Le Tribunal de commerce de Pontoise, dans un jugement du 9 janvier 2026, a statué sur l’action d’un établissement bancaire contre une caution personne physique. Une banque avait consenti deux prêts professionnels à une société, garantis par le cautionnement solidaire de sa dirigeante. Après la liquidation judiciaire de la société débitrice principale, le créancier a assigné la caution en paiement des sommes restant dues. La défenderesse, non comparante, avait adressé un courrier au tribunal pour exposer ses difficultés financières. La question de droit portait sur le bien-fondé de la demande en paiement et sur l’octroi de délais de grâce à la caution. Le tribunal a condamné la caution au paiement des sommes dues tout en lui accordant un report de paiement sur vingt-quatre mois.

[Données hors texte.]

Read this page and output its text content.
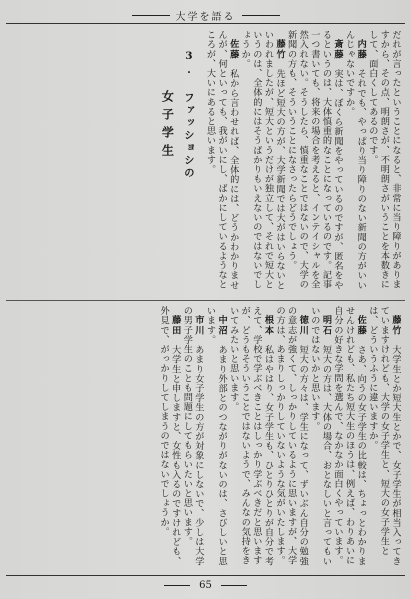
大学を語る

だれが言ったということになると、非常に当り障りがありますから、その点、明朗さが、不明朗さがいうことを本数きにして、面白くしてあるのです。

内藤　それでも、やっぱり当り障りのない新聞の方がいいんじゃないですか。

斎藤　実は、ぼくら新聞をやっているのですが、匿名をやるというのは、大体慎重的なことになっているのです。記事一つ書いても、将来の場合を考えると、インテイシャルを全然入れない。そうしたら、慎重なことではないので、大学の新聞の方も、そういうことになさったらどうでしょう。

藤竹　先ほど短大の方が、大学新聞では大がはいらないといわれましたが、短大というだけが独立して、それで短大というのは、全体的にはそうばかりもいえないのではないでしょうか。

佐藤　私から言わせれば、全体的には、どうかわかりませんが、何といっても、我がいにし、ばかにしているようなところが、大いにあると思います。

3. ファッショシの
女子学生

藤竹　大学生とか短大生とかで、女子学生が相当入ってきていますけれども、大学の女子学生と、短大の女子学生とは、どういうふうに違いますか。

佐藤　さあ、向うの女子学生の比較は、ちょっとわかりませんけれども、私たち短大生のほうは、例えば、わりあいに自分の好きな学問を選んで、なかなか面白くやっています。

明石　短大の方は、大体の場合、おとなしいと言ってもいいのではないかと思います。

徳川　短大の方々は、学生になって、ずいぶん自分の勉強の意志が強くて、しっかりしているように思いますが、大学の方は、あまりしっかりしていないような気がいたします。

根本　私はやはり、女子学生も、ひとりひとりが自分で考えて、学校で学ぶべきことはしっかり学ぶべきだと思いますが、どうもそういうことではないようで、みんなの気持をきいてみたいと思います。

中沼　あまり外部とのつながりがないのは、さびしいと思います。

市川　あまり女子学生の方が対象にしないで、少しは大学の男子学生のことも問題にしてもらいたいと思います。

藤田　大学生と申しますと、女性も入るのですけれども、外見で、がっかりしてしまうのではないでしょうか。

65
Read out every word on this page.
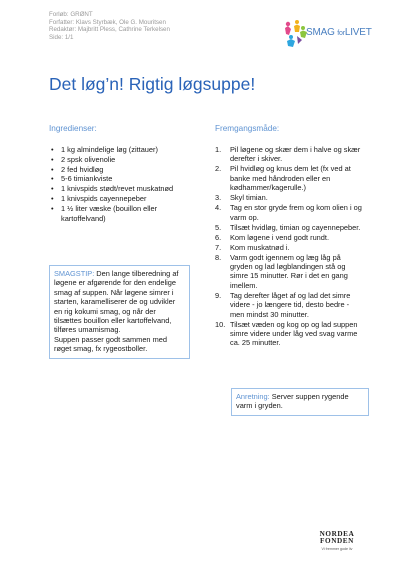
Forløb: GRØNT
Forfatter: Klavs Styrbæk, Ole G. Mouritsen
Redaktør: Majbritt Pless, Cathrine Terkelsen
Side: 1/1	SMAG forLIVET
Det løg’n! Rigtig løgsuppe!
Ingredienser:
• 1 kg almindelige løg (zittauer)
• 2 spsk olivenolie
• 2 fed hvidløg
• 5-6 timiankviste
• 1 knivspids stødt/revet muskatnød
• 1 knivspids cayennepeber
• 1 ½ liter væske (bouillon eller kartoffelvand)
SMAGSTIP: Den lange tilberedning af løgene er afgørende for den endelige smag af suppen. Når løgene simrer i starten, karamelliserer de og udvikler en rig kokumi smag, og når der tilsættes bouillon eller kartoffelvand, tilføres umamismag.
Suppen passer godt sammen med røget smag, fx rygeostboller.
Fremgangsmåde:
1. Pil løgene og skær dem i halve og skær derefter i skiver.
2. Pil hvidløg og knus dem let (fx ved at banke med håndroden eller en kødhammer/kagerulle.)
3. Skyl timian.
4. Tag en stor gryde frem og kom olien i og varm op.
5. Tilsæt hvidløg, timian og cayennepeber.
6. Kom løgene i vend godt rundt.
7. Kom muskatnød i.
8. Varm godt igennem og læg låg på gryden og lad løgblandingen stå og simre 15 minutter. Rør i det en gang imellem.
9. Tag derefter låget af og lad det simre videre - jo længere tid, desto bedre - men mindst 30 minutter.
10. Tilsæt væden og kog op og lad suppen simre videre under låg ved svag varme ca. 25 minutter.
Anretning: Server suppen rygende varm i gryden.
NORDEA
FONDEN
Vi fremmer gode liv
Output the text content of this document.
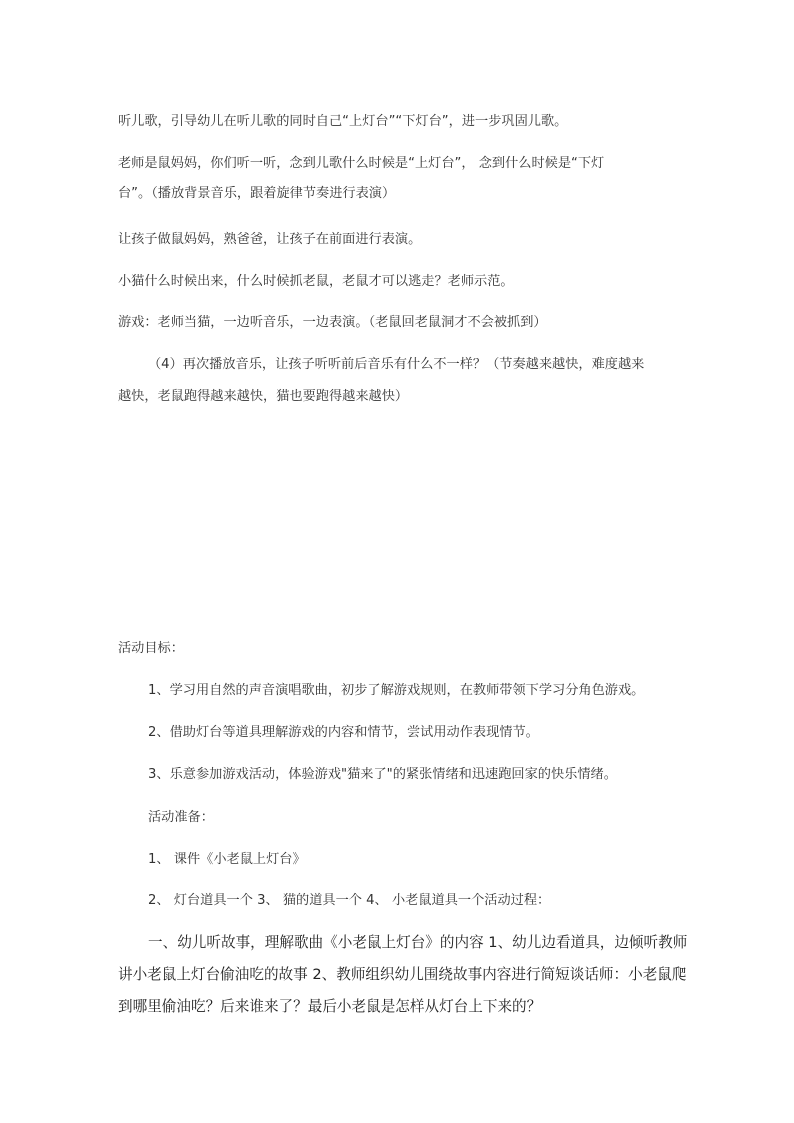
听儿歌，引导幼儿在听儿歌的同时自己“上灯台”“下灯台”，进一步巩固儿歌。
老师是鼠妈妈，你们听一听，念到儿歌什么时候是“上灯台”， 念到什么时候是“下灯
台”。（播放背景音乐，跟着旋律节奏进行表演）
让孩子做鼠妈妈，熟爸爸，让孩子在前面进行表演。
小猫什么时候出来，什么时候抓老鼠，老鼠才可以逃走？老师示范。
游戏：老师当猫，一边听音乐，一边表演。（老鼠回老鼠洞才不会被抓到）
（4）再次播放音乐，让孩子听听前后音乐有什么不一样？（节奏越来越快，难度越来
越快，老鼠跑得越来越快，猫也要跑得越来越快）
活动目标：
1、学习用自然的声音演唱歌曲，初步了解游戏规则，在教师带领下学习分角色游戏。
2、借助灯台等道具理解游戏的内容和情节，尝试用动作表现情节。
3、乐意参加游戏活动，体验游戏"猫来了"的紧张情绪和迅速跑回家的快乐情绪。
活动准备：
1、 课件《小老鼠上灯台》
2、 灯台道具一个 3、 猫的道具一个 4、 小老鼠道具一个活动过程：
一、幼儿听故事，理解歌曲《小老鼠上灯台》的内容 1、幼儿边看道具，边倾听教师
讲小老鼠上灯台偷油吃的故事 2、教师组织幼儿围绕故事内容进行简短谈话师：小老鼠爬
到哪里偷油吃？后来谁来了？最后小老鼠是怎样从灯台上下来的？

Sur l’exigibilité de l’obligation de la caution et le caractère proportionné de son engagement.
Le tribunal a jugé que la créance du professionnel était certaine, liquide et exigible à l’égard de la caution. Il a constaté que les contrats de prêt et les actes de cautionnement avaient été régulièrement formés, et que la défaillance du débiteur principal rendait l’obligation de la caution exigible, conformément à l’article 6.2 des contrats. Le juge a ensuite écarté le moyen tiré de la disproportion manifeste de l’engagement en relevant que la caution avait déclaré, lors de la souscription, des revenus annuels de l’ordre de 46 000 à 51 000 euros et un patrimoine mobilier. Il en a déduit qu’au vu des déclarations de la caution, celle-ci était parfaitement solvable et que l’engagement n’était pas manifestement disproportionné. Cette solution rappelle que la charge de la preuve de la disproportion incombe à la caution et que le créancier peut légitimement se fier aux informations fournies par celle-ci dans la fiche patrimoniale. La portée de cette décision est de confirmer que l’appréciation de la disproportion s’effectue au jour de la conclusion du contrat et non à celui de son exécution.
Sur l’octroi de délais de grâce à la caution et la capitalisation des intérêts.
Le tribunal a fait droit à la demande de capitalisation des intérêts échus pour une année entière, conformément à l’article 1343-2 du code civil. Il a ensuite accordé à la caution un report de paiement de vingt-quatre mois, en application de l’article 1343-5 du même code. Le juge a estimé que la défenderesse était un débiteur malheureux et de bonne foi, justifiant d’une dégradation brutale de sa situation financière, ses revenus étant désormais limités au RSA. Il a organisé un échéancier précis, avec vingt-trois mensualités de 3 000 euros et une dernière échéance pour le solde, assorti d’une clause de déchéance du terme en cas de non-paiement d’une seule mensualité. Cette solution illustre le pouvoir souverain du juge d’apprécier la situation du débiteur et de concilier les intérêts du créancier avec ceux de la caution, même en l’absence de celle-ci à l’audience. La valeur de cet arrêt réside dans l’équilibre trouvé entre le principe de l’exigibilité de la dette et la protection de la caution confrontée à des difficultés imprévues.